When Chief Justice John G. Roberts Jr. joined with the court’s liberal justices to uphold President Obama’s health-care law, it was historic in more ways than one: It was only the second time in his seven years on the court that he provided the winning vote for the left to prevail over the conservative justices.
That statistic alone should be enough to cool hopeful chatter from some liberal political commentators that perhaps Roberts is showing signs of becoming the next David H. Souter. Souter, nominated to the court in 1990 by President George H.W. Bush, eventually became a fairly reliable liberal vote.
But it does point to another fact about the Supreme Court term that ended last week: In cases that divided the court into its usual ideological camps, liberals were in the majority as often as conservatives.
Justice Anthony M. Kennedy, who normally provides the decisive vote when liberals and conservatives disagree, sides about two-thirds of the time with conservatives. This term, according to statistics at SCOTUSblog, he split the difference evenly.
And on the two issues most likely to define the court’s term — health care and Arizona’s get-tough law on illegal immigration — liberal justices Ruth Bader Ginsburg, Stephen G. Breyer, Sonia Sotomayor and Elena Kagan were in the majority.
The limit of federal power was the overarching theme of the court’s deliberations this term, and it delivered a mixed verdict.
Kennedy and Roberts parted ways with conservatives Antonin Scalia, Clarence Thomas and Samuel A. Alito Jr. in the Arizona case. Kennedy’s majority opinion was a solid affirmation that the federal government must play the preeminent role in immigration policy and that states must be careful in trying to supplement it.
“Arizona may have understandable frustrations with the problems caused by illegal immigration,” Kennedy wrote. “But the state may not pursue policies that undermine federal law.”

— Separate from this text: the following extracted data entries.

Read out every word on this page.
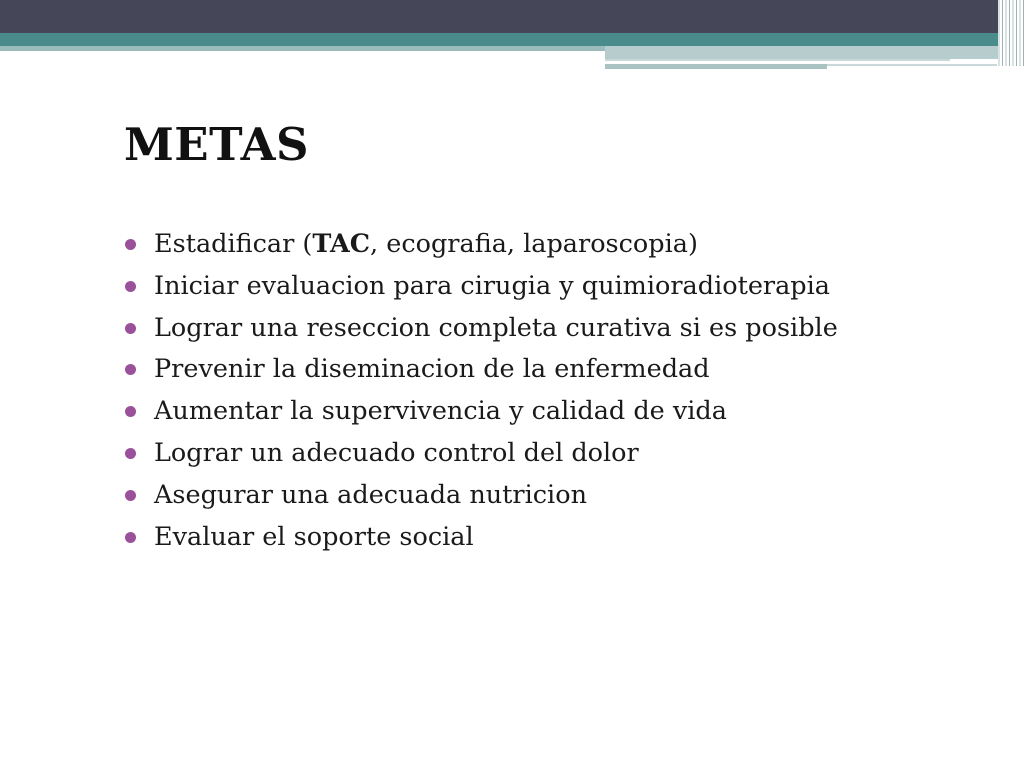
METAS
Estadificar (TAC, ecografia, laparoscopia)
Iniciar evaluacion para cirugia y quimioradioterapia
Lograr una reseccion completa curativa si es posible
Prevenir la diseminacion de la enfermedad
Aumentar la supervivencia y calidad de vida
Lograr un adecuado control del dolor
Asegurar una adecuada nutricion
Evaluar el soporte social
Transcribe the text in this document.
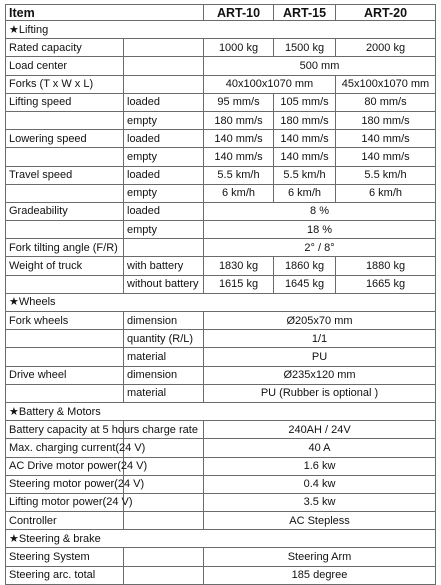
Item		ART-10	ART-15	ART-20
★Lifting				
Rated capacity		1000 kg	1500 kg	2000 kg
Load center		500 mm		
Forks (T x W x L)		40x100x1070 mm		45x100x1070 mm
Lifting speed	loaded	95 mm/s	105 mm/s	80 mm/s
	empty	180 mm/s	180 mm/s	180 mm/s
Lowering speed	loaded	140 mm/s	140 mm/s	140 mm/s
	empty	140 mm/s	140 mm/s	140 mm/s
Travel speed	loaded	5.5 km/h	5.5 km/h	5.5 km/h
	empty	6 km/h	6 km/h	6 km/h
Gradeability	loaded	8 %		
	empty	18 %		
Fork tilting angle (F/R)		2° / 8°		
Weight of truck	with battery	1830 kg	1860 kg	1880 kg
	without battery	1615 kg	1645 kg	1665 kg
★Wheels				
Fork wheels	dimension	Ø205x70 mm		
	quantity (R/L)	1/1		
	material	PU		
Drive wheel	dimension	Ø235x120 mm		
	material	PU (Rubber is optional )		
★Battery & Motors				
Battery capacity at 5 hours charge rate		240AH / 24V		
Max. charging current(24 V)		40 A		
AC Drive motor power(24 V)		1.6 kw		
Steering motor power(24 V)		0.4 kw		
Lifting motor power(24 V)		3.5 kw		
Controller		AC Stepless		
★Steering & brake				
Steering System		Steering Arm		
Steering arc. total		185 degree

The health-care ruling, like the immigration decision, was an important political win for the Obama administration. But it came with new restrictions on federal authority. Roberts and Kennedy joined the other conservatives in saying the requirement that almost all Americans must buy health insurance was not constitutional under Congress’s authority to regulate interstate commerce.
“The Commerce Clause is not a general license to regulate an individual from cradle to grave,” Roberts wrote, although he found the individual mandate constitutional under Congress’s taxing authority.
Ginsburg said the Commerce Clause finding was disturbing.
“Since 1937, the court has deferred, as it should, to Congress’ policymaking in the economic and social realm,” she said in a dissent read from the bench.
And seven members of the court, all but Ginsburg and Sotomayor, said there are limits to how coercive Congress may be when conditioning federal payments to the states on requirements the states must perform.
Stanford University law professor Pamela Karlan said Roberts’s health-care compromise was “certainly designed to make the court look less political. But in fact it is setting the seeds for the future.”
Another case, testing the Federal Communications Commission’s continued authority to police the broadcast airwaves, ended in something of a fizzle. Despite extensive briefing on the subject, the justices passed on deciding whether the commission’s regulations violated the First Amendment, essentially giving the agency a chance to come up with new and clearer regulations.
Liberals were on the prevailing side in several key criminal justice cases.
The court extended its line of cases requiring courts to treat juvenile offenders different from adults by banning mandatory life sentences even if the conviction is for murder. By a separate 5 to 4 vote, it extended the right to effective counsel to plea offers, recognizing that only a small percentage of criminal cases go to trial.
And Kennedy joined the liberals to rule that Congress intended more lenient sentences it created for crack-cocaine offenders to apply even for some of those who committed their crimes before the law was signed.
Those victories hardly make a trend. According to the SCOTUSblog numbers, Kennedy and Roberts were most likely to be in the majority, while Ginsburg and Breyer were the least likely.
In some controversial cases, the court was united.
It decided unanimously that religious organizations have broad freedom to choose those who carry out their faith missions and that federal discrimination laws do not apply when the organizations fire some employees.
All nine voted that those accused of violating some Environmental Protection Agency standards have an immediate right to challenge the findings in court.
And all agreed government prosecutors needed a valid warrant to use a Global Positioning System device on a suspected drug dealer’s vehicle to track his whereabouts for a month. It was the first of what will probably be more decisions on how modern technology coexists with privacy rights.
The lineups suggest that the court “is more dynamic and complex” than many believe when consigning the justices to “liberal and conservative molds,” said Gregory G. Garre, solicitor general under President George W. Bush.
Such roles will be questioned again next term, as the court is expected to consider a host of politically divisive issues, such as affirmative action in college admissions and challenges to voting laws and the Voting Rights Act.
Just as justices were finishing their work Friday, they received a petition asking them to review lower court decisions that declared the Defense of Marriage Act unconstitutional. It denies federal recognition of same-sex marriages performed in those states where it is legal.
“Controversy has a way of finding the court,” said Steven R. Shapiro, national legal director of the American Civil Liberties Union. “And next term is shaping up to be another blockbuster year.”